I’m ideologically opposed to bicycles for all the obvious reasons: they don’t have lovely big nostrils which you can blow across gently or stroke inside to feel the soft, delicate skin; they can’t jump hedges; and the kit you’re expected to wear on them is quite hideous – not a smart, black, 18th-century-looking coat but vile, garish, deeply unflattering and unsexy Lycra.
Still, after watching a few episodes of Tour de France: Unchained, I’ve softened my position slightly. Say what you like about those infuriating, car-impeding, road-hogging cyclists but the ones who participate in the big international races don’t half have some balls. (Three actually, if the stories I hear about the effects of those uncomfy saddles are correct.) When they descend the windy mountain roads, they reach up to 100kph (62 mph in English). Imagine hitting the tarmac at that speed wearing little but a pair of swimming trunks.
Like thoroughbreds, these cyclists exist in a nervy state of highly strung racing fettle
In fact, we don’t need to imagine, as many of them have the scars to show it. And they’re so skinny (like thoroughbreds – which, with their long, gaunt faces and slender limbs, they resemble – they exist in a nervy state of highly strung racing fettle) that there isn’t an ounce of fat to cushion the blow. Then, the next day, unless they’re properly crippled, they have to get on their bike and do it all over again. And again. And again, till they’ve covered 2,200 miles in 23 days – at which point all but one of them will have lost.

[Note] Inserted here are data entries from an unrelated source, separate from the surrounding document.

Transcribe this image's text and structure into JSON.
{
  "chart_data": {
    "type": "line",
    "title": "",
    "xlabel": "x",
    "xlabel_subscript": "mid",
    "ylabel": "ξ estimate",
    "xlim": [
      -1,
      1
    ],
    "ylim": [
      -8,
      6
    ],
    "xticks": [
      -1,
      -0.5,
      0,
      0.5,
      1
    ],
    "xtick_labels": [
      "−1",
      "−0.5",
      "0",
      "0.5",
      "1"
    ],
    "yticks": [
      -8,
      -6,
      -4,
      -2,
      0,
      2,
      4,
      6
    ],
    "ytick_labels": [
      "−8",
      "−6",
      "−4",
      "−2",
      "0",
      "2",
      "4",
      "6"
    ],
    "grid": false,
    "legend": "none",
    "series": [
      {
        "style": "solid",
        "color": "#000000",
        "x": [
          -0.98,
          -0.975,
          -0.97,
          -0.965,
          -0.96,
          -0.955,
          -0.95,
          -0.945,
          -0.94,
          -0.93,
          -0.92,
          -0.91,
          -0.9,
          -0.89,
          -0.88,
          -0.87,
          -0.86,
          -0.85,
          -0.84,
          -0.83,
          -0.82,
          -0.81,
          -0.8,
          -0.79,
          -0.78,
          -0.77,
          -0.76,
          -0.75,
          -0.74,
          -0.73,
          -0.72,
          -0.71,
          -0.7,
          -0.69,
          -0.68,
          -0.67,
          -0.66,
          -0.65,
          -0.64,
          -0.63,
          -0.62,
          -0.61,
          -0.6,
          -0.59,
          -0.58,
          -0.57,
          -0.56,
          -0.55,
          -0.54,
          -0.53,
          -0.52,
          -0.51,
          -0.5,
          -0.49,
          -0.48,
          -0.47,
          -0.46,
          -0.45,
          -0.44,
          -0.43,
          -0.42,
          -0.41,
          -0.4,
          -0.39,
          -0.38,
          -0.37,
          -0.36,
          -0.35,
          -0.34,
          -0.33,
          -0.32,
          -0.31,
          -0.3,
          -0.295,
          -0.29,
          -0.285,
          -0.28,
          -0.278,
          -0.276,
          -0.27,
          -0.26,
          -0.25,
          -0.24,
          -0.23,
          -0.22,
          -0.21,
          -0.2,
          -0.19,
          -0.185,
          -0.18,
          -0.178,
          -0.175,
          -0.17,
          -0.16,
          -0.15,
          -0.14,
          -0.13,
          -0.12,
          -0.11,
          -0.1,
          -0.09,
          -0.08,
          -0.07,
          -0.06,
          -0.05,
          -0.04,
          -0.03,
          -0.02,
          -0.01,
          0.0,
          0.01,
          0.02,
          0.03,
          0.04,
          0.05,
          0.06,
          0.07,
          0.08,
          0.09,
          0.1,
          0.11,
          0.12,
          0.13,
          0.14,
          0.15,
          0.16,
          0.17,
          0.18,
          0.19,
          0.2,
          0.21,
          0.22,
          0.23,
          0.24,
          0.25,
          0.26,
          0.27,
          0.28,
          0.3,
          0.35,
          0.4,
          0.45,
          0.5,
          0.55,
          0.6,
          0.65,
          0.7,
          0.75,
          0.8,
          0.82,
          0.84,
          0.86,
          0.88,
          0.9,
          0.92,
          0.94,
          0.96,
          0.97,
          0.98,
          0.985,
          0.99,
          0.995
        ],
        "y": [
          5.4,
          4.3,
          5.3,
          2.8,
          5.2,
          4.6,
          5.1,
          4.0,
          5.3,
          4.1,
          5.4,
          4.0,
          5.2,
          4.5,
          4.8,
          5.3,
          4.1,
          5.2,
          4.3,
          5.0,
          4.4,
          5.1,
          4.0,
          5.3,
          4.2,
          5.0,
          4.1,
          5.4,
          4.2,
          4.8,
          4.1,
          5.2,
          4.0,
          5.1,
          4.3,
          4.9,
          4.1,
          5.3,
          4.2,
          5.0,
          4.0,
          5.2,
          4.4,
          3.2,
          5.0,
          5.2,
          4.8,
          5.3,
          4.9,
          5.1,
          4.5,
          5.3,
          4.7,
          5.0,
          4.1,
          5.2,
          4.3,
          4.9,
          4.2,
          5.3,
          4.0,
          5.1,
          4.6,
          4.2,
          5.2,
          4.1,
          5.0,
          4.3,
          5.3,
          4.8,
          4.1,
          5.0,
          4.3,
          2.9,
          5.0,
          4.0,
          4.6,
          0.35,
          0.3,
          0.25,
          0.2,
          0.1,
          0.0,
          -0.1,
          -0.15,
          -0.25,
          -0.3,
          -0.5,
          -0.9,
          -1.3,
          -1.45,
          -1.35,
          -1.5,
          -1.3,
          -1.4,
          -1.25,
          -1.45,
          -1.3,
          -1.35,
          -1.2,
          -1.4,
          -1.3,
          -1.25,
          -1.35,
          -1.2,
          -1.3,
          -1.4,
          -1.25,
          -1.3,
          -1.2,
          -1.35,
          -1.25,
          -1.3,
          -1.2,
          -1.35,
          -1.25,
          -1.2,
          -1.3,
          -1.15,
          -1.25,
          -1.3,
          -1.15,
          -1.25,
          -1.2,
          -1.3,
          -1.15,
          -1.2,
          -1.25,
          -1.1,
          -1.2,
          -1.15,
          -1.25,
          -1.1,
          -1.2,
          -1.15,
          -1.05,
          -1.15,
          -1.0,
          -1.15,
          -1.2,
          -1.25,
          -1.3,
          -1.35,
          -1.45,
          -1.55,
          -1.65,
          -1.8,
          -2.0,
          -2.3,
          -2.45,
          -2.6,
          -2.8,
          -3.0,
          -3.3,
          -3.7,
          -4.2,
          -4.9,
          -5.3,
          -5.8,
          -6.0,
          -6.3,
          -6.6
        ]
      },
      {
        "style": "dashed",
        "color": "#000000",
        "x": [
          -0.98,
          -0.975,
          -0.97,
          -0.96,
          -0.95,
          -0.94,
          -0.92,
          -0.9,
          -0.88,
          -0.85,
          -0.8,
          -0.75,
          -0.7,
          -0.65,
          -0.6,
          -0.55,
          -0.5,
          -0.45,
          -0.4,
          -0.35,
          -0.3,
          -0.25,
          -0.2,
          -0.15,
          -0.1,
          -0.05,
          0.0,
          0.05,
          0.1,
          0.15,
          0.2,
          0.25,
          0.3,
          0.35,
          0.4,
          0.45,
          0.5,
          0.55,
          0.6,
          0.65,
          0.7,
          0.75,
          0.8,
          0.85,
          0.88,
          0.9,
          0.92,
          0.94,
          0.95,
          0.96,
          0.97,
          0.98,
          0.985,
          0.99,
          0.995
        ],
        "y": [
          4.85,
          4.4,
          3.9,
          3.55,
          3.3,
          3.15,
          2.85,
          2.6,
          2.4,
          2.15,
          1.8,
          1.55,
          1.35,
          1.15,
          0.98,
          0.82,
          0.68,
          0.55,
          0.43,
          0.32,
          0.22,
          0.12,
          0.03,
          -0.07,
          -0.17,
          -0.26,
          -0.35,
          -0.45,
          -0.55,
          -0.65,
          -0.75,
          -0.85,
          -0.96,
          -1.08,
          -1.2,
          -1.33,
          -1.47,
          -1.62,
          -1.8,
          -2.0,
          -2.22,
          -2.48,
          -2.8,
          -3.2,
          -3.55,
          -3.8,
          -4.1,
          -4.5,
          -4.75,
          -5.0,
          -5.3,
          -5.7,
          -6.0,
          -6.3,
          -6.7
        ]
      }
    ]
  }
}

The Tour de France is not, of course, the first sporting event that has been given the Netflix fly-on-the-wall, inside-scoop treatment. They tried it, very successfully with the still ridiculously watchable Formula 1: Drive To Survive. (I got ludicrously excited the other day when I saw Red Bull chief Christian Horner and his wife Geri Ginger Spice being trailed by a camera crew at Edgcote races, even though normally I care little for celebrities.)